行政対応検証委員会最終報告に対する県の見解と対応
行政対応検証委員会最終報告に対する県の見解と対応

 難波喬司副知事が会見し「失敗」との結論について「異論はない」と述べた。検証委の見解と同様、最悪の事態への想定や関係機関との連携が不足していたとの認識を示した。難波副知事は「土石流が防げなかったことは深く反省しなければならない」とした一方、「法的な瑕疵(かし)や不作為はなかった」とし、違法性はなかったとの見方を示した。
 検証委は、盛り土造成の許認可について、県土採取等規制条例より規制が強い森林法の適用について、県が消極的だったことを疑問視している。

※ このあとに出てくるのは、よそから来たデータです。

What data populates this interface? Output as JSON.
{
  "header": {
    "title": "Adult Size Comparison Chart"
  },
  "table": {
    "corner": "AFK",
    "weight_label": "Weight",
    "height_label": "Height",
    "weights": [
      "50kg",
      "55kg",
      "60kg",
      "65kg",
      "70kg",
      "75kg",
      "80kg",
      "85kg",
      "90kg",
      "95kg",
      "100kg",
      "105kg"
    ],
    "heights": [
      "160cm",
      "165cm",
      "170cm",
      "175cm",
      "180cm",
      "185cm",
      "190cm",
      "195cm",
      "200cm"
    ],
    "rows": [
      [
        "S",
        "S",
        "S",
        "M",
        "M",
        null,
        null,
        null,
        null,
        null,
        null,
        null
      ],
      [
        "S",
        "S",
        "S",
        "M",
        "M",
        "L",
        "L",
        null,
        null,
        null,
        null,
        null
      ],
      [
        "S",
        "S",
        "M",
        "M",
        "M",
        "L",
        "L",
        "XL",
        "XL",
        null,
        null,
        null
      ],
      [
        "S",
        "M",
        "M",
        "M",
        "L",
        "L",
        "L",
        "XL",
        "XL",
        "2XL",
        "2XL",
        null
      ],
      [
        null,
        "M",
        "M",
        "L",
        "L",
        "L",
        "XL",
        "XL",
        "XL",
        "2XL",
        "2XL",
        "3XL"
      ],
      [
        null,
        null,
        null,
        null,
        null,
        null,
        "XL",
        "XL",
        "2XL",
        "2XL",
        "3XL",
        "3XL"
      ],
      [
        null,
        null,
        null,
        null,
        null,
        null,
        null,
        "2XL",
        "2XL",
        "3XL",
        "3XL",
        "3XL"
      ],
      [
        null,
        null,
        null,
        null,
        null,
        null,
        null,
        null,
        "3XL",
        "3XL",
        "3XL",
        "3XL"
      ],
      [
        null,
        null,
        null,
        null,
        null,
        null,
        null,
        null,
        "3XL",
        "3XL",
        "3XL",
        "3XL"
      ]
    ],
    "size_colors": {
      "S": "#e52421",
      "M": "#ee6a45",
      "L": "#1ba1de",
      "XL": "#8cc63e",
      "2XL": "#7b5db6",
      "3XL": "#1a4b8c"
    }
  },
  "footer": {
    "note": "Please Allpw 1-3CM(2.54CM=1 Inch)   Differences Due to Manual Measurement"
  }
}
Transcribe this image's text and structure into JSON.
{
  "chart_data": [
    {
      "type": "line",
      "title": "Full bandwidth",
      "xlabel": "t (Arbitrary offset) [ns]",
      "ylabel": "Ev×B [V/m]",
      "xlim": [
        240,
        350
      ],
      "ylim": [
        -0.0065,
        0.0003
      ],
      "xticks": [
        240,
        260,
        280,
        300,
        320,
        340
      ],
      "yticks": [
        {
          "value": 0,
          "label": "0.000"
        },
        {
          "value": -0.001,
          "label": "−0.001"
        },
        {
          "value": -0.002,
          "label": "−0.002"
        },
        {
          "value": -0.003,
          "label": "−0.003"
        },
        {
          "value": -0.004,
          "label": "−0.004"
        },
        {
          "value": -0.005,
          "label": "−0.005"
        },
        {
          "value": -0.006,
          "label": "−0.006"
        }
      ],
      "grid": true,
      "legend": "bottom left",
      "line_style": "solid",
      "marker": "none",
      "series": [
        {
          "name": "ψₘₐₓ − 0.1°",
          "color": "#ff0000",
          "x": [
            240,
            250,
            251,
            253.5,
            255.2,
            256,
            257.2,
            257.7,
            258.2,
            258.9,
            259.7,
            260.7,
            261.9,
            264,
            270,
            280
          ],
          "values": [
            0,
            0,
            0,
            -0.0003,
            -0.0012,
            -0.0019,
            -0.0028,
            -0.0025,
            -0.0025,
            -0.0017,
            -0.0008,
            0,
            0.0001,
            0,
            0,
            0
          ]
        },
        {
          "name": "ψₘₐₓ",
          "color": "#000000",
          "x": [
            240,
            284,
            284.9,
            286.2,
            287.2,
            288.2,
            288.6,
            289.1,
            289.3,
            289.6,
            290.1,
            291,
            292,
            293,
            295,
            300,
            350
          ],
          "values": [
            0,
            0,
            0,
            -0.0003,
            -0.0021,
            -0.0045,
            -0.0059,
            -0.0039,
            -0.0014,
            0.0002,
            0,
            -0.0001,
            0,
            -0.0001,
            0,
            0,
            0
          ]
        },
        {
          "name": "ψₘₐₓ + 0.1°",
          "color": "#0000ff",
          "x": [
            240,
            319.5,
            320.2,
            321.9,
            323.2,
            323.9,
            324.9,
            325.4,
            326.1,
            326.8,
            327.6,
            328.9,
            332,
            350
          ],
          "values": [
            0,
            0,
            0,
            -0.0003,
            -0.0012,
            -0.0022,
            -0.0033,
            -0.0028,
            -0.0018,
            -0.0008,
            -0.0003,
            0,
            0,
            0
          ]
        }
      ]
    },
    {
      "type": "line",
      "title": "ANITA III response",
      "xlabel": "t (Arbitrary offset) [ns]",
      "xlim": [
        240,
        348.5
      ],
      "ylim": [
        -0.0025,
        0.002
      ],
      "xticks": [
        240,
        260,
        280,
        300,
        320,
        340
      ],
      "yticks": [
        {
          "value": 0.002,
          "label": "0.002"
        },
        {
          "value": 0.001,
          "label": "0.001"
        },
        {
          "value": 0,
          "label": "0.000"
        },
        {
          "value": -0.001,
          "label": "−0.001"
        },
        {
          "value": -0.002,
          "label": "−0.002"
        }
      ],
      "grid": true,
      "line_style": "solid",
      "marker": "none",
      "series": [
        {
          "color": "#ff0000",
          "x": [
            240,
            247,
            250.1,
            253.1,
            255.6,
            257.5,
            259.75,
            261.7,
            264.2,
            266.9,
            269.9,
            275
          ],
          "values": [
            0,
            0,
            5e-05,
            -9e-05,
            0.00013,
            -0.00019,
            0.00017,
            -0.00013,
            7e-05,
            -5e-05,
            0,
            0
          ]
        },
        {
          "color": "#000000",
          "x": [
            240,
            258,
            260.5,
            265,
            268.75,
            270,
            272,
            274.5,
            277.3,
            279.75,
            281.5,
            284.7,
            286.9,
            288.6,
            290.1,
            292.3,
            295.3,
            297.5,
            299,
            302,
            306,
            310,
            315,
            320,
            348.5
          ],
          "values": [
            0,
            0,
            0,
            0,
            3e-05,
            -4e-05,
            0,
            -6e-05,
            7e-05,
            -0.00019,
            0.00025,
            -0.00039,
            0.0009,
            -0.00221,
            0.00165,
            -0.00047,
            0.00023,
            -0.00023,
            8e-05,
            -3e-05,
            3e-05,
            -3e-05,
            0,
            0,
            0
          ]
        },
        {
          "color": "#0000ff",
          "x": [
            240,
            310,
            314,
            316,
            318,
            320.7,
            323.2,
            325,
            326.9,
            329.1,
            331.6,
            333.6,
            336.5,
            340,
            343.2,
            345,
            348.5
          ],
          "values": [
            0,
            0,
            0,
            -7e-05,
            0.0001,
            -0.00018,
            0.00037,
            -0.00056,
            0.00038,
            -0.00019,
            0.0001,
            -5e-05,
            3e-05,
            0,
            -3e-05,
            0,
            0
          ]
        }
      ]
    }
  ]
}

これについては「県は現地の実態調査を行い、同法に基づく行政指導をする余地はあった」と反省の弁を述べた。
 県の河川砂防部局が逢初(あいぞめ)川流域を土砂災害警戒区域に指定するなどしていながら、「源頭部は区域外」との理由で造成された盛り土への関与が薄かったとの検証委の指摘には「(県は)『盛り土は基本的に市が対処すべき問題』としてしまい、災害防止という自らの使命を果たす認識が不足していた」とした。
 市は、悪質な行為を繰り返す業者への措置命令を最終的に見送った。検証委は、行政は一般的に命令や指導を出すことに消極的になりがちだとして、断固とした対応が取れるよう処分基準の設置を提言した。これを受け、県は庁内に「困難事案支援チーム」(仮称)をつくり、市町に助言や指導を行うことを明らかにした。処分基準については、個々の事案によって対応が異なるとして「統一基準は難しい」との見解を示した。
 難波副知事は「組織改革や職員の危機意識の徹底を図る」と述べた。